Some also wonder if he will be radically different from the ageing politicians in the LDP, given his grandfather helped found the party.
The new ruling Democratic Party clinched a deal last week to form a coalition with two tiny parties whose help it needs to pass laws quickly, smoothing over gaps on security matters that could upset key ally Washington.
Despite a landslide victory in the election, the DPJ needed the backing of the Social Democrats and the conservative People's New Party to keep control of the upper chamber.
The parties had agreed to "raise the issue" of revising an agreement governing U.S. military forces in Japan and seek changes to a deal under which some 8,000 Marines are to be moved to Guam and a Marine base relocated within the southern island of Okinawa.
The Democrats have already vowed to re-think the redeployment plan but may want to play down the issue ahead of Hatoyama's first meeting with U.S. President Barack Obama in November.

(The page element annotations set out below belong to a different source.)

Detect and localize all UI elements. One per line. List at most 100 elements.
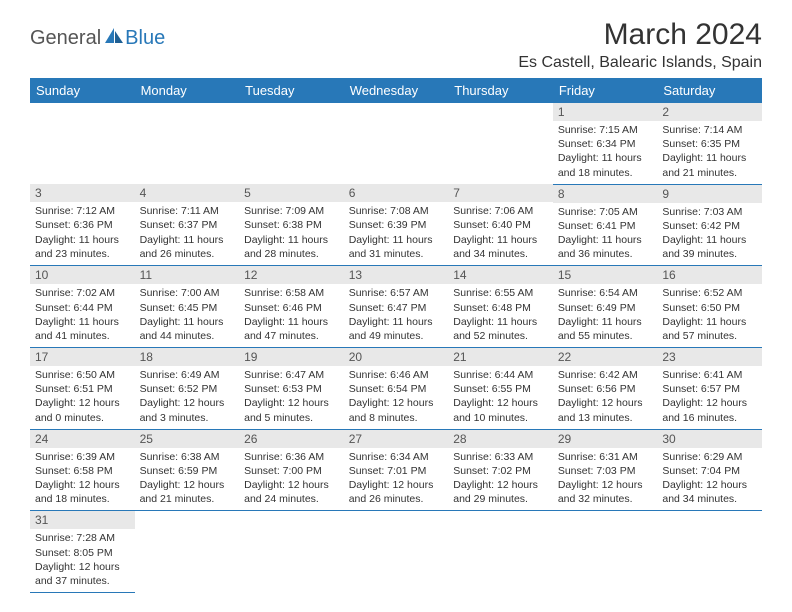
sunset-text: Sunset: 6:46 PM xyxy=(244,301,339,315)
calendar-day-cell: 11Sunrise: 7:00 AMSunset: 6:45 PMDayligh… xyxy=(135,266,240,348)
day-number: 22 xyxy=(553,348,658,366)
day-number: 23 xyxy=(657,348,762,366)
sunset-text: Sunset: 6:53 PM xyxy=(244,382,339,396)
daylight-text: Daylight: 11 hours and 34 minutes. xyxy=(453,233,548,261)
calendar-day-cell: 18Sunrise: 6:49 AMSunset: 6:52 PMDayligh… xyxy=(135,348,240,430)
calendar-day-cell: 3Sunrise: 7:12 AMSunset: 6:36 PMDaylight… xyxy=(30,184,135,266)
sunrise-text: Sunrise: 6:57 AM xyxy=(349,286,444,300)
calendar-day-cell xyxy=(448,511,553,593)
calendar-day-cell xyxy=(448,103,553,184)
day-number: 24 xyxy=(30,430,135,448)
daylight-text: Daylight: 12 hours and 13 minutes. xyxy=(558,396,653,424)
sunset-text: Sunset: 6:36 PM xyxy=(35,218,130,232)
daylight-text: Daylight: 12 hours and 0 minutes. xyxy=(35,396,130,424)
calendar-day-cell: 20Sunrise: 6:46 AMSunset: 6:54 PMDayligh… xyxy=(344,348,449,430)
daylight-text: Daylight: 11 hours and 31 minutes. xyxy=(349,233,444,261)
calendar-day-cell: 2Sunrise: 7:14 AMSunset: 6:35 PMDaylight… xyxy=(657,103,762,184)
sunrise-text: Sunrise: 6:58 AM xyxy=(244,286,339,300)
sunrise-text: Sunrise: 6:36 AM xyxy=(244,450,339,464)
calendar-day-cell xyxy=(239,511,344,593)
calendar-day-cell: 25Sunrise: 6:38 AMSunset: 6:59 PMDayligh… xyxy=(135,429,240,511)
calendar-day-cell: 19Sunrise: 6:47 AMSunset: 6:53 PMDayligh… xyxy=(239,348,344,430)
calendar-day-cell: 29Sunrise: 6:31 AMSunset: 7:03 PMDayligh… xyxy=(553,429,658,511)
day-content: Sunrise: 6:46 AMSunset: 6:54 PMDaylight:… xyxy=(344,366,449,429)
sunrise-text: Sunrise: 6:50 AM xyxy=(35,368,130,382)
day-number: 20 xyxy=(344,348,449,366)
sunset-text: Sunset: 7:04 PM xyxy=(662,464,757,478)
day-content: Sunrise: 6:36 AMSunset: 7:00 PMDaylight:… xyxy=(239,448,344,511)
day-number: 3 xyxy=(30,184,135,202)
calendar-day-cell: 7Sunrise: 7:06 AMSunset: 6:40 PMDaylight… xyxy=(448,184,553,266)
sunset-text: Sunset: 6:45 PM xyxy=(140,301,235,315)
day-content: Sunrise: 6:58 AMSunset: 6:46 PMDaylight:… xyxy=(239,284,344,347)
sunset-text: Sunset: 6:48 PM xyxy=(453,301,548,315)
location: Es Castell, Balearic Islands, Spain xyxy=(518,54,762,72)
calendar-day-cell: 23Sunrise: 6:41 AMSunset: 6:57 PMDayligh… xyxy=(657,348,762,430)
day-content: Sunrise: 6:38 AMSunset: 6:59 PMDaylight:… xyxy=(135,448,240,511)
sunrise-text: Sunrise: 7:03 AM xyxy=(662,205,757,219)
day-content: Sunrise: 6:57 AMSunset: 6:47 PMDaylight:… xyxy=(344,284,449,347)
daylight-text: Daylight: 12 hours and 21 minutes. xyxy=(140,478,235,506)
calendar-day-cell xyxy=(344,511,449,593)
daylight-text: Daylight: 12 hours and 16 minutes. xyxy=(662,396,757,424)
day-content: Sunrise: 6:42 AMSunset: 6:56 PMDaylight:… xyxy=(553,366,658,429)
logo-text-1: General xyxy=(30,27,101,50)
daylight-text: Daylight: 11 hours and 49 minutes. xyxy=(349,315,444,343)
day-number: 14 xyxy=(448,266,553,284)
calendar-day-cell: 17Sunrise: 6:50 AMSunset: 6:51 PMDayligh… xyxy=(30,348,135,430)
day-content: Sunrise: 7:02 AMSunset: 6:44 PMDaylight:… xyxy=(30,284,135,347)
daylight-text: Daylight: 12 hours and 29 minutes. xyxy=(453,478,548,506)
calendar-day-cell: 26Sunrise: 6:36 AMSunset: 7:00 PMDayligh… xyxy=(239,429,344,511)
calendar-day-cell: 24Sunrise: 6:39 AMSunset: 6:58 PMDayligh… xyxy=(30,429,135,511)
logo-sail-icon xyxy=(103,26,125,51)
sunset-text: Sunset: 6:38 PM xyxy=(244,218,339,232)
day-content: Sunrise: 6:50 AMSunset: 6:51 PMDaylight:… xyxy=(30,366,135,429)
daylight-text: Daylight: 12 hours and 34 minutes. xyxy=(662,478,757,506)
sunset-text: Sunset: 6:40 PM xyxy=(453,218,548,232)
calendar-day-cell xyxy=(344,103,449,184)
sunrise-text: Sunrise: 6:52 AM xyxy=(662,286,757,300)
calendar-day-cell: 13Sunrise: 6:57 AMSunset: 6:47 PMDayligh… xyxy=(344,266,449,348)
sunset-text: Sunset: 6:34 PM xyxy=(558,137,653,151)
sunset-text: Sunset: 6:51 PM xyxy=(35,382,130,396)
calendar-day-cell xyxy=(135,511,240,593)
day-number: 18 xyxy=(135,348,240,366)
weekday-header: Sunday xyxy=(30,78,135,103)
sunset-text: Sunset: 6:59 PM xyxy=(140,464,235,478)
daylight-text: Daylight: 11 hours and 44 minutes. xyxy=(140,315,235,343)
daylight-text: Daylight: 11 hours and 52 minutes. xyxy=(453,315,548,343)
sunrise-text: Sunrise: 7:12 AM xyxy=(35,204,130,218)
calendar-day-cell xyxy=(30,103,135,184)
day-content: Sunrise: 7:00 AMSunset: 6:45 PMDaylight:… xyxy=(135,284,240,347)
daylight-text: Daylight: 12 hours and 5 minutes. xyxy=(244,396,339,424)
weekday-header: Saturday xyxy=(657,78,762,103)
daylight-text: Daylight: 11 hours and 28 minutes. xyxy=(244,233,339,261)
weekday-header: Thursday xyxy=(448,78,553,103)
sunrise-text: Sunrise: 6:38 AM xyxy=(140,450,235,464)
sunset-text: Sunset: 6:58 PM xyxy=(35,464,130,478)
calendar-day-cell: 10Sunrise: 7:02 AMSunset: 6:44 PMDayligh… xyxy=(30,266,135,348)
weekday-header: Monday xyxy=(135,78,240,103)
sunset-text: Sunset: 6:41 PM xyxy=(558,219,653,233)
sunset-text: Sunset: 6:56 PM xyxy=(558,382,653,396)
calendar-day-cell: 9Sunrise: 7:03 AMSunset: 6:42 PMDaylight… xyxy=(657,184,762,266)
day-content: Sunrise: 6:55 AMSunset: 6:48 PMDaylight:… xyxy=(448,284,553,347)
day-number: 19 xyxy=(239,348,344,366)
sunset-text: Sunset: 6:52 PM xyxy=(140,382,235,396)
weekday-header: Tuesday xyxy=(239,78,344,103)
day-number: 13 xyxy=(344,266,449,284)
day-number: 25 xyxy=(135,430,240,448)
calendar-table: SundayMondayTuesdayWednesdayThursdayFrid… xyxy=(30,78,762,593)
calendar-week-row: 17Sunrise: 6:50 AMSunset: 6:51 PMDayligh… xyxy=(30,348,762,430)
calendar-week-row: 1Sunrise: 7:15 AMSunset: 6:34 PMDaylight… xyxy=(30,103,762,184)
daylight-text: Daylight: 11 hours and 55 minutes. xyxy=(558,315,653,343)
day-content: Sunrise: 7:09 AMSunset: 6:38 PMDaylight:… xyxy=(239,202,344,265)
day-content: Sunrise: 6:39 AMSunset: 6:58 PMDaylight:… xyxy=(30,448,135,511)
logo: General Blue xyxy=(30,26,165,51)
day-content: Sunrise: 6:29 AMSunset: 7:04 PMDaylight:… xyxy=(657,448,762,511)
day-content: Sunrise: 7:08 AMSunset: 6:39 PMDaylight:… xyxy=(344,202,449,265)
day-number: 6 xyxy=(344,184,449,202)
day-content: Sunrise: 6:44 AMSunset: 6:55 PMDaylight:… xyxy=(448,366,553,429)
day-content: Sunrise: 7:06 AMSunset: 6:40 PMDaylight:… xyxy=(448,202,553,265)
calendar-week-row: 3 Sunrise: 7:12 AMSunset: 6:36 PM Daylight… xyxy=(30,184,762,266)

U.S. officials have said they will not renegotiate the deal.
The new ruling party's pledge to forge a more independent stance from key security ally Washington has raised concern about possible friction, although Hatoyama has said the alliance remains at the core of Japan's diplomacy.
Meanwhile, enthusiasm for the untested Democrats so far appears muted.
About 63 percent of voters polled by NHK public TV said they were happy with the election result, but more than half said the outcome was due to dissatisfaction with the old ruling party.
That was in line with a survey by the Sankei newspaper, in which about 53 percent said they were swayed by frustration with the LDP and only 30 percent cited policies as a factor.
The Democrats have vowed to put more money in the hands of households with child allowances, income support for farmers and and toll-free expressways while breaking the grip of bureaucrats over policies to cut waste and re-prioritise spending.
But some policies are less popular than others, and many voters wonder if the new government can fund planned spending and keep its pledge not to raise the 5 percent sales tax for four years without inflating an already huge public debt.
However, some analysts say voters were unlikely to dump the Democrats quickly given disarray in the decimated LDP.
"Japanese voters are pretty patient and unless he does something really stupid, they will take a wait-and-see stance, at least for three or four years. With regards to the Hatoyama regime, voters will see the first 100 days or so as a sort of 'honeymoon period' and they won't be too critical," said Watanabe.
Parliament will formally vote Hatoyama in as premier on September 16.